Di recente, respingendo una questione di legittimità costituzionale sollevata nei confronti della previsione legislativa che ha fissato il limite dei due mandati consecutivi per i sindaci eletti a suffragio popolare diretto in comuni di media e ampia grandezza, il giudice costituzionale (sent. n. 196/24) ha avuto ribadito ancora come tale previsione corrisponda ad “una scelta normativa idonea a inverare e garantire ulteriori fondamentali diritti e principi costituzionali: l’effettiva par condicio tra i candidati, la libertà di voto dei singoli elettori e la genuinità complessiva della competizione elettorale, il fisiologico ricambio della rappresentanza politica e, in definitiva, la stessa democraticità degli enti locali»”.

In definitiva, l’esigenza di preservare la fisiologica dialettica pluralista sottesa alla realizzazione del principio democratico attraverso tali misure di razionalizzazione che limitano il diritto di elettorato passivo dei candidati alla Presidenza della Regione non appare peregrina sul piano costituzionale ma, anzi, è riguardata come la giusta attenzione, da parte del legislatore ordinario, ad ogni elemento che possa causare pregiudizio all’effettività dei principi e diritti integranti il modello di democrazia rappresentativa. Allo stesso legislatore nazionale spetta di ricercare un punto di equilibrio tra i diversi interessi costituzionali concorrenti in questa fattispecie e tale scelta è sindacabile dal giudice costituzionale unicamente sul piano della “manifesta irragionevolezza” (sentenza n. 60 del 2023).

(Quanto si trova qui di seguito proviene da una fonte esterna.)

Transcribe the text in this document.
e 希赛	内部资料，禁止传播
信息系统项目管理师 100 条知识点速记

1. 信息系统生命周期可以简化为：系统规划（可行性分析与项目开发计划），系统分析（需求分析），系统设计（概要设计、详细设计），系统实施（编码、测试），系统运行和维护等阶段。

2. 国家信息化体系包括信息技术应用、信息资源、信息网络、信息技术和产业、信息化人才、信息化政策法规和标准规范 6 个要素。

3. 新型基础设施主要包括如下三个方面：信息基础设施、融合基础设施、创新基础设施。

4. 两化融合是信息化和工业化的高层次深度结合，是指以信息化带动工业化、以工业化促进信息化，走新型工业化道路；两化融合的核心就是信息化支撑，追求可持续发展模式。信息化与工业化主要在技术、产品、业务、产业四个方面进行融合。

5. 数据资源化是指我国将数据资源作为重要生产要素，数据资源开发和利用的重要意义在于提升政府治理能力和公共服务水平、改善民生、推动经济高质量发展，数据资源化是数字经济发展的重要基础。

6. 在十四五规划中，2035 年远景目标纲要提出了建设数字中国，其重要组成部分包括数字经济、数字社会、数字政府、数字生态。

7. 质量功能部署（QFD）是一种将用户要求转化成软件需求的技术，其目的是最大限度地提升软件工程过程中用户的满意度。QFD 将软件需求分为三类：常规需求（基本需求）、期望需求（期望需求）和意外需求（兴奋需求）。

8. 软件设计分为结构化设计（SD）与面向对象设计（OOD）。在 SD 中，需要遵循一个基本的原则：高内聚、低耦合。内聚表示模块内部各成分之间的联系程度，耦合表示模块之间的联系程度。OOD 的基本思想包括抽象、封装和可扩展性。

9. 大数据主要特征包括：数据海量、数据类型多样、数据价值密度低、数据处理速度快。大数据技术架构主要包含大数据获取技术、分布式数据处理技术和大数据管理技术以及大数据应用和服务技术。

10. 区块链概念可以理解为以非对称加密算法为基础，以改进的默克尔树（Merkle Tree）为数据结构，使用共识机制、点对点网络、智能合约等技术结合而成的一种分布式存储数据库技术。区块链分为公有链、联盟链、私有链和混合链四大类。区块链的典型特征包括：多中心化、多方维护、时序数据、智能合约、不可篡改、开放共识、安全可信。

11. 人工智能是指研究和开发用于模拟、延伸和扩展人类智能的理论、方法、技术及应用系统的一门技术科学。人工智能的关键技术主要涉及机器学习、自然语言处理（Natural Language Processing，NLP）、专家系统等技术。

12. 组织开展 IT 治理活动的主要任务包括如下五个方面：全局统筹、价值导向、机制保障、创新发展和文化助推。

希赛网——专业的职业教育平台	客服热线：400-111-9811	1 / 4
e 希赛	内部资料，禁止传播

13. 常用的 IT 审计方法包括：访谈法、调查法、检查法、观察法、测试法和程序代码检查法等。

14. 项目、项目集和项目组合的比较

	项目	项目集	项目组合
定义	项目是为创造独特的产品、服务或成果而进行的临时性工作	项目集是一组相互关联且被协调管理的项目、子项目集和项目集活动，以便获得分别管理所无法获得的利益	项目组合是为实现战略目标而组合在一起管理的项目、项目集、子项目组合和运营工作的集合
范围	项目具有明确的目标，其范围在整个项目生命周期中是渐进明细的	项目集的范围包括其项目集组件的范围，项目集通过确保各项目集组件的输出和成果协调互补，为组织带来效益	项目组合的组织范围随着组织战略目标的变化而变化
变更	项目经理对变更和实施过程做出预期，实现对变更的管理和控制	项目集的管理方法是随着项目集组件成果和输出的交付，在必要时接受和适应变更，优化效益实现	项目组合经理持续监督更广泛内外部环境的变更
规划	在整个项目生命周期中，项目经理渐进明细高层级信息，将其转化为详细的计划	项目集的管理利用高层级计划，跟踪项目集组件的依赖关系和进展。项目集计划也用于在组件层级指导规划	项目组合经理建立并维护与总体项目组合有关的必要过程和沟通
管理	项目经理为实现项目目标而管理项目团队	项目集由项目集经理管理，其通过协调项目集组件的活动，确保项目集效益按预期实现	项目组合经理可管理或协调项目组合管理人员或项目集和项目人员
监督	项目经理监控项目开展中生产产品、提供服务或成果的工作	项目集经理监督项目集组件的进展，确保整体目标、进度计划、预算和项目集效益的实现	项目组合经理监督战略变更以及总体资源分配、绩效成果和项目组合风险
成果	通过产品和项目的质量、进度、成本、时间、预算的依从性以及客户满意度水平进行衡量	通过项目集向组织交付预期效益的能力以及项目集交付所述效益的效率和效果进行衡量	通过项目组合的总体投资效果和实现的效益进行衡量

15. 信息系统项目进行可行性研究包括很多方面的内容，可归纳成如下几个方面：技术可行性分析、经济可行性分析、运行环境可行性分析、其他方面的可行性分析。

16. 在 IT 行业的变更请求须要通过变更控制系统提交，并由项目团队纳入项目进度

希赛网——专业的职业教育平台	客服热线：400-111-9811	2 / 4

 Non c’è lo spazio, in una breve riflessione giornalistica, per un attento esame di altri profili che pure possono venire qui in rilievo. Tuttavia, non può mancare una chiosa finale sul carattere autoapplicativo della norma principio di cui al citato art. 2 lett. f), l. n. 165/04. Quale presidio posto a garanzia del corretto svolgimento del principio democratico e di autonomia territoriale tale norma appare in sé compiuta lasciandosi, così, al legislatore regionale un margine per una regolazione di tipo unicamente attuativo, in termini essenzialmente amministrativi e procedimentali. Del resto, a smentire tale carattere non ci si potrebbe sottrarre al rischio astratto ed ipotetico di un’interpretazione ad usum della previsione da parte di una benevola maggioranza consiliare come, anche, nel caso estremo, di una protratta inerzia del Consiglio regionale che lasciasse fluttuare a tempo indeterminato l’applicazione del limite del doppio mandato consecutivo.

In questi termini l’incostituzionalità della previsione della l. r. Campania n. 16/2024 va intesa come mirata a ripristinare l’integrità dello Stato costituzionale di diritto, nell’interesse ultimo della libertà individuale. La conoscenza -diceva un grande filosofo tedesco- è un sistema di filtri variando i quali (come si inforcasse un paio di occhiali…) muta la percezione soggettiva degli eventi. Apprezzamenti e declinazioni differenti di questa decisione del giudice costituzionale sono, ovviamente, possibili e lecite, tuttavia solo dismettendosi (almeno per un attimo) le lenti del giurista.